Lizzy Willmington

PhD researcher at Cardiff Law and Global Justice, Cardiff Law School

Lizzy has been interested in art activism and law since her BA in Art History, where she explored examples of art activism and direct action to challenge conceptions women’s bodily autonomy, the right to safe and legal abortion and international law through the organisation Women on Wave. After she completed her degree at Leeds University she worked at Amnesty International Australia, where she was a community campaigner and explored the use of art in engaging people in concepts and issues of human rights, particularly the right to asylum. Lizzy returned to London to complete her MA in International and Comparative Legal Studies at SOAS, where she was able to explore the performativity of law and art as a discursive space to challenge the production of binary and (il)legal subjects through the law. She went on to be involved in community lead policy approaches, such as the London Fairness Commission, before starting a PhD at Cardiff Law School in 2017. Lizzy is also part of the Who Are We? Project (, a three year project hosted by Tate Exchange which brings together artists, activists and academics to reflect on identity, belonging, migration and citizenship through arts and audience participation.

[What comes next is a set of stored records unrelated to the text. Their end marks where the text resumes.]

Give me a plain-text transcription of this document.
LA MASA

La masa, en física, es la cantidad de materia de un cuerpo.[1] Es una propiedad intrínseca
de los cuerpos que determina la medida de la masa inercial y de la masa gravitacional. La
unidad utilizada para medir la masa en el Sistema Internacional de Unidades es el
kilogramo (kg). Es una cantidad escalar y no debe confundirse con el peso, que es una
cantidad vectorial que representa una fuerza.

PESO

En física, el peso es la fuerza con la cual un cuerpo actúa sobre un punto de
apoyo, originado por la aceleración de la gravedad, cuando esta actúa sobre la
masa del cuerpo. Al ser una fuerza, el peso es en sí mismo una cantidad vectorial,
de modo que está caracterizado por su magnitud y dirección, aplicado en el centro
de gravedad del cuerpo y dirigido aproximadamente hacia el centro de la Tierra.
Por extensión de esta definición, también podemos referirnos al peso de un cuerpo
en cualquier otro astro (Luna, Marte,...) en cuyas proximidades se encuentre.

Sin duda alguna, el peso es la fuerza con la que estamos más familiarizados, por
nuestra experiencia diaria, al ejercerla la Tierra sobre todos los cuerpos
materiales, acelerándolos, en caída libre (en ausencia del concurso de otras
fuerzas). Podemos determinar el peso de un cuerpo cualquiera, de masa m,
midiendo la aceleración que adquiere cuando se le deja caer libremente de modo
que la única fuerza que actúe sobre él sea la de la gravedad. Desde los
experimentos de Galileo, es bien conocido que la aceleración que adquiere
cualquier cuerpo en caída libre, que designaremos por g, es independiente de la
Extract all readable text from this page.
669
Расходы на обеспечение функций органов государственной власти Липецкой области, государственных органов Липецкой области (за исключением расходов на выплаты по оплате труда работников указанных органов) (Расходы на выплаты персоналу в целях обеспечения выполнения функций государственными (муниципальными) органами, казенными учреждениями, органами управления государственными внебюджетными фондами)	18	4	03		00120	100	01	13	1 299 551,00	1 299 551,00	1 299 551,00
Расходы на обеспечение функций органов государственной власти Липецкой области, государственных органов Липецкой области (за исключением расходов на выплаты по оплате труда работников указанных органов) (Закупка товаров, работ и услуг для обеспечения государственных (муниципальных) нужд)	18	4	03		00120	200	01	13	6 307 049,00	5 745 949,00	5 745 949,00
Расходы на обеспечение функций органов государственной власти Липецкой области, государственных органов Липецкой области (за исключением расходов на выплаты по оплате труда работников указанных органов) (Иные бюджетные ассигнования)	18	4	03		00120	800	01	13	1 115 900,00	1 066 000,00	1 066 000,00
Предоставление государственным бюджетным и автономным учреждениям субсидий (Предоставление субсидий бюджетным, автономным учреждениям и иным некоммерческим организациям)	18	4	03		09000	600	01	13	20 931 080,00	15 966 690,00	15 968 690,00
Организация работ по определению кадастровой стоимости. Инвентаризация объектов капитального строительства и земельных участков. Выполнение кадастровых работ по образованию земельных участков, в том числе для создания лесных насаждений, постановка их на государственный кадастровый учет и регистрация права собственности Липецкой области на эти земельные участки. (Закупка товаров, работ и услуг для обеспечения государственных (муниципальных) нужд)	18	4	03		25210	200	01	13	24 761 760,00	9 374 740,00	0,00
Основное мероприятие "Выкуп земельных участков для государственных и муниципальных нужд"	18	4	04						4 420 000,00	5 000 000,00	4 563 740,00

Lizzy’s research interests lie in the intersections of law, art and protest, and the opportunities that arise when these interlink. Her PhD research focuses on the outsourcing of border control responsibilities to third/transition countries such as through the EU-Turkey Statement and agreements between the EU and Libya as well as third parties within the UK through the production of the ‘hostile environment’. Lizzy is exploring counter narratives to these measures, focusing on grassroots and creative resistance which centre the voices of those who are the subjects of law rather than the makers or enforcers of laws.

Lizzy is interested in collaborating broadly on writing/events/actions around resistances to immigration law and policy both within the UK and internationally, particularly but not exclusively in terms of outsourcing, security and the use of humanitarian aid.